NOTÍCIAS DO DEPARTAMENTO

Abertura da conferência de Jean Oury


No dia 12 de setembro, o psiquiatra e psicanalista francês Jean Oury pronunciou importante conferência na PUC-SP, numa realização conjunta entre o Departamento de Psicanálise do Instituto Sedes Sapientiae e o Núcleo de Estudos da Subjetividade da Pontifícia Universidade Católica de São Paulo.

Assim como inúmeros colegas e parceiros em lutas históricas no campo institucional, que responderam ao convite da Comissão Organizadora do evento, a equipe do Boletim Online esteve lá, e publica a seguir a fala de abertura proferida por Silvia Alonso e a íntegra da conferência de Oury. Nesta edição o leitor encontra, ainda, a reportagem de Andréa Carvalho e Danielle Breyton em torno da experiência de entrevistar Oury.

SILVIA LEONOR ALONSO (1)


É com grande expectativa que estamos aqui hoje para escutar o doutor Jean Oury nesta conferência, expectativa criada a partir do que conhecemos de seu pensamento e, fundamentalmente, de seu trabalho de mais de sessenta anos no campo do sofrimento mental.

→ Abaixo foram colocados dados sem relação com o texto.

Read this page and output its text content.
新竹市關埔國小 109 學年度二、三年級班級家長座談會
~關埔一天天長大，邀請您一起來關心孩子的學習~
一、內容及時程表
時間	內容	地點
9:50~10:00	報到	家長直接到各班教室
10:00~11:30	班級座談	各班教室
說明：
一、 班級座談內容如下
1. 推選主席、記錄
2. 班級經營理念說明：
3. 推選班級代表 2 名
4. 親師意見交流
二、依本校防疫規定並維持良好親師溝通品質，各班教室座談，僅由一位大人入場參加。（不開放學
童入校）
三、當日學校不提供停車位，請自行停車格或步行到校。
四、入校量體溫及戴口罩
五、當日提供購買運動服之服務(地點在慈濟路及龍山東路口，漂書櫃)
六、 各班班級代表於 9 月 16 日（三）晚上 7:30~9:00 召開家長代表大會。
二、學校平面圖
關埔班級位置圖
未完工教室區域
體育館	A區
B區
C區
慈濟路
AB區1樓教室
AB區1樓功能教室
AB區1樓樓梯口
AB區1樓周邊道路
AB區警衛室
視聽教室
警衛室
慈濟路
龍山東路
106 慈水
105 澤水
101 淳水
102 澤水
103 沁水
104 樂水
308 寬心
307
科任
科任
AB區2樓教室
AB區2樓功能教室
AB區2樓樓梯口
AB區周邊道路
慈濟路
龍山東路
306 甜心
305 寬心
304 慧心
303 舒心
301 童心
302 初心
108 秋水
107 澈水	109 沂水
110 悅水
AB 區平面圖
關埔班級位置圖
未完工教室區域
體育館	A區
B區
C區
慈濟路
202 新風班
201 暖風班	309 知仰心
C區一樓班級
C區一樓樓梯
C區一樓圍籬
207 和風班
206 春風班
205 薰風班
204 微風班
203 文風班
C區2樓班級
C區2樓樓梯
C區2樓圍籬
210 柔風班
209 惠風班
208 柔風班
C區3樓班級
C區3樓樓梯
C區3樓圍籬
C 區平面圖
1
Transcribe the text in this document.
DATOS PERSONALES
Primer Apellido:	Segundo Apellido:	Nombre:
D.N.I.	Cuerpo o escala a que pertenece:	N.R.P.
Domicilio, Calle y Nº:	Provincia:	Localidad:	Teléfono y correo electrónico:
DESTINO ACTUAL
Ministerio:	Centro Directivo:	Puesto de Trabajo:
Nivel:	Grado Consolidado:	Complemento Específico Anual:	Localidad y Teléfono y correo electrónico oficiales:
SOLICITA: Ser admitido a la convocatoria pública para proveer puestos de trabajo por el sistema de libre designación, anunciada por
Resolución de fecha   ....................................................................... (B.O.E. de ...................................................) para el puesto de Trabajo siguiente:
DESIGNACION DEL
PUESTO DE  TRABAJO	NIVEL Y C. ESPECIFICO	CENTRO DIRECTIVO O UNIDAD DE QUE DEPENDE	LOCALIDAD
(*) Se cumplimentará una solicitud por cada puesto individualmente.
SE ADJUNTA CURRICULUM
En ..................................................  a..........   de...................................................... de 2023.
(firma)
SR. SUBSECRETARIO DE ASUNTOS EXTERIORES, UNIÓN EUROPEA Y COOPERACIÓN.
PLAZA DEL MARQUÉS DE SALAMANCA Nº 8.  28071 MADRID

Psiquiatra e psicanalista, Jean Oury fundou, em 1953, a Clinique de La Borde, para cuja direção administrativa convidou Félix Guattari, em 1956. Até hoje é diretor dessa clínica (situada em Cour-Cheverny), que, como sabemos, tem sido uma experiência inovadora na forma de tratar o sofrimento psíquico e continua sendo referência, modelo indicador para psiquiatras, psicólogos, psicanalistas, equipes de trabalhadores de saúde mental em suas práticas cotidianas em vários lugares pelo mundo. Desde 1971, vem coordenando um seminário em La Borde e, desde 1981, um seminário mensal no hospital de Sainte-Anne.

Jean Oury chegou à psiquiatria em 1947, começando seu trabalho como médico interno em Saint-Alban, onde permaneceu até 1949. Vale aqui situar um pouquinho de história: nos trágicos anos da guerra e nos tempos da ocupação, a falta de alimentos na França atingiu fortemente os hospitais psiquiátricos, nos quais morreram quarenta mil doentes mentais. Naquele contexto, o hospital de Saint-Alban destacou-se pela realização de uma série de ações coletivas para resolver a crise, mobilizando trabalhadores, pacientes e a população, com efeitos terapêuticos sobre os doentes. Durante os anos da ocupação, o local serviu de refúgio para muitas personalidades perseguidas, como Paul Éluard e Canguilhem, entre outros. Na mesma época, nele foi trabalhar o psiquiatra catalão François Tosquelles - que chegara à França fugindo do regime franquista - após ter atuado algum tempo como psiquiatra num campo de concentração.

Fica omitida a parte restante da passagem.